Taka insynuacja w stosunku do Mojego księgowego (piszesz Wasz, więc mój też) jest nie do przyjęcia.
- Wy robicie machloje, przekręty (sami świadomie ryzykujecie)
Sugerujesz moją nieuczciwość?
- ktoś Was oszukał i nie wiecie kto i jak (otrzymaliście np. lewe faktury a nie wiecie o tym)
Sugerujesz nieuczciwość moich kontrahentów?
- nie wiecie jak pociągnąć kogo do odpowiedzialności (musicie założyć sprawę w Sądzie)[/b]

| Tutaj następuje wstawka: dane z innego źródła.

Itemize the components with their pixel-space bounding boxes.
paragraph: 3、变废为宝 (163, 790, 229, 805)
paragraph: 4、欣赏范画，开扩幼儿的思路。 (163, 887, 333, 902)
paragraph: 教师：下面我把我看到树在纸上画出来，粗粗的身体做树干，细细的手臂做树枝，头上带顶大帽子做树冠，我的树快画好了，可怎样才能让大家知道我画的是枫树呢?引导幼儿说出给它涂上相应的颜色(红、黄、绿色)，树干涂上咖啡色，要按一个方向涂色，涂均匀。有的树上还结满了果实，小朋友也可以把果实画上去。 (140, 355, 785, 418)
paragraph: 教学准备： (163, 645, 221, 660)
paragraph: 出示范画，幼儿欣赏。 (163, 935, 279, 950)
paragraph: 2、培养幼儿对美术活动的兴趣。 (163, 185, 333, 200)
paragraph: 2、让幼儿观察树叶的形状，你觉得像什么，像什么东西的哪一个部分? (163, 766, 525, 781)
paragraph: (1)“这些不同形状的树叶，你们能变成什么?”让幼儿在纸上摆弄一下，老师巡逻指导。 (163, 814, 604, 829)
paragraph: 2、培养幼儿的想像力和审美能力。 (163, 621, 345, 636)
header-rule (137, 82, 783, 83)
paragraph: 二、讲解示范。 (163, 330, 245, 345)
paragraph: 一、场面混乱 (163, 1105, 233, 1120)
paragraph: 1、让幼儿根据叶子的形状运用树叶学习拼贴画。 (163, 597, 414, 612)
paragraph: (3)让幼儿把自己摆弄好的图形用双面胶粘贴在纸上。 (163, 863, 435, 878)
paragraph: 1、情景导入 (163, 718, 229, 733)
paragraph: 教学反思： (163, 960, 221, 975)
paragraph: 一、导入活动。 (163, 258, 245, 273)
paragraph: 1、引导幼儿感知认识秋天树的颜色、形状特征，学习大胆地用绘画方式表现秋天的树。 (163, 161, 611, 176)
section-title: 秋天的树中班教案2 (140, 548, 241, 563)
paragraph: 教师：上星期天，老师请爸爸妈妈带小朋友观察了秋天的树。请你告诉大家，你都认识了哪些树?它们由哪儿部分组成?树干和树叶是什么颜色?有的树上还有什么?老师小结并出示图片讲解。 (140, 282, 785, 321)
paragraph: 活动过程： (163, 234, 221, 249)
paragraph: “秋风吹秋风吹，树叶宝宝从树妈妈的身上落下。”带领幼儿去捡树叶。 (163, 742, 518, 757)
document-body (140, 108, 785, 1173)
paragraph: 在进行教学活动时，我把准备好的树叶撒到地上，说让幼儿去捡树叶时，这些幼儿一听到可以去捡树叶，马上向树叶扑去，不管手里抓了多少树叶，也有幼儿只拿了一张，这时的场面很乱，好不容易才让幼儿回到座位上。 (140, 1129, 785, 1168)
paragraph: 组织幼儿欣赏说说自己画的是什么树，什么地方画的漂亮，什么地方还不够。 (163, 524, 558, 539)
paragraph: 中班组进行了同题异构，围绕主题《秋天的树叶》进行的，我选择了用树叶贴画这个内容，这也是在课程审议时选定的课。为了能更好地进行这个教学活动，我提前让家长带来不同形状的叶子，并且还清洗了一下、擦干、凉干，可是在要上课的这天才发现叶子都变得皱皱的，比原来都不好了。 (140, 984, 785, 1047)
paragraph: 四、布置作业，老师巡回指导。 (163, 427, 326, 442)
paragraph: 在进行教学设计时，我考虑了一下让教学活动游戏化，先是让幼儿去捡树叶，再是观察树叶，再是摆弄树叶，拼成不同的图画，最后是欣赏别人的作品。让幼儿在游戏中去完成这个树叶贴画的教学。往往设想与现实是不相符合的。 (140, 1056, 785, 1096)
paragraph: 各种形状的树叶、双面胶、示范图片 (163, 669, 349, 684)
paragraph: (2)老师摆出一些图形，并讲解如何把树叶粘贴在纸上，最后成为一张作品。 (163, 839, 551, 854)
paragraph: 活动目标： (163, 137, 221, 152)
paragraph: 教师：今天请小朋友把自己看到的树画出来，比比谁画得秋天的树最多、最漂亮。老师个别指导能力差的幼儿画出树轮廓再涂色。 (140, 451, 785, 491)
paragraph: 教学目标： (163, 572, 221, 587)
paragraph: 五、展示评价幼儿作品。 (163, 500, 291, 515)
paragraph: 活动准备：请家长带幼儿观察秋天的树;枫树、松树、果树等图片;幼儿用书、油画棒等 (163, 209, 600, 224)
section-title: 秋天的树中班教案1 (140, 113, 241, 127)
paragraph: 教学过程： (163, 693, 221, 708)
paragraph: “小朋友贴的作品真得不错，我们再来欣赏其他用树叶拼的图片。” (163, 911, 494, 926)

A używasz jakichś innych metod?
Bo jeśli polubownie nie można sprawy załatwić, to wg. mnie droga sądowna, jest jak najbardziej właściwa. (Przynajmniej w kraju w którym żyje)
Czemu nie wyciągnąłeś konsekwencji w stosunku do osób, które Cię wyrolowały?
Jaki ten podatek jasny i prosty i przejrzysty
Pozdrawiam Roland
Co jest watowcem i rolować księgowym się daje.
Widzicie Kaczorze jacy my to durni i niezdolni... Nuże chamy, pójdźmy i Jaśnie Oświeconego Macieja za nogi podejmijmy, w podzięce że oświecić nas raczył...
Nie rozumiem czemu też błaznujecie i nabijacie się ze mnie....
Prośbę mam, abyś puszczał nowego posta a nie dodawał 50procent treści do już istniejącego.
Jeśli nie wiem, że piszesz coś nowego, to trudno mi się do tego odnieść.
A dopowiadając.
Bo domyślam się, że to o błaznowaniu i nabijaniu, to do Sławka i do mnie, to
mogę odwrócić pytanie.
Czemu nabijałeś się z kolegów z precla. Linków nie podam bo tych fotografii chyba już nie ma w twojej galerii. Bo uważałeś, że głupoty piszą tak?
Moralność Kalego Ci odpowiada?
Jeśli tak, to zapraszam
http://kaczor2.blogspot.com/2010/05/loza-szydercow_25.htmlJa się z Ciebie nie nabijam, tylko z twojej postawy.
Twój zapał szanuje, czekam na efekty i życzę powodzenia oraz szczęścia, a przyda ci się bo charakter masz trudny, więc to że będziesz sam musiał być handlowcem, spawaczem, księgowym itd. jest prawdopodobne.
Urząd Skarbowy nigdy się nie myli? Myli się - tylko jak się myli to się do tego nie przyznaje.
I to jest właśnie powód dla którego NSA ma tyle roboty.
Dla mnie to koniec tematu.
Wątek nie tyle jest gorący, co nudny i męczący.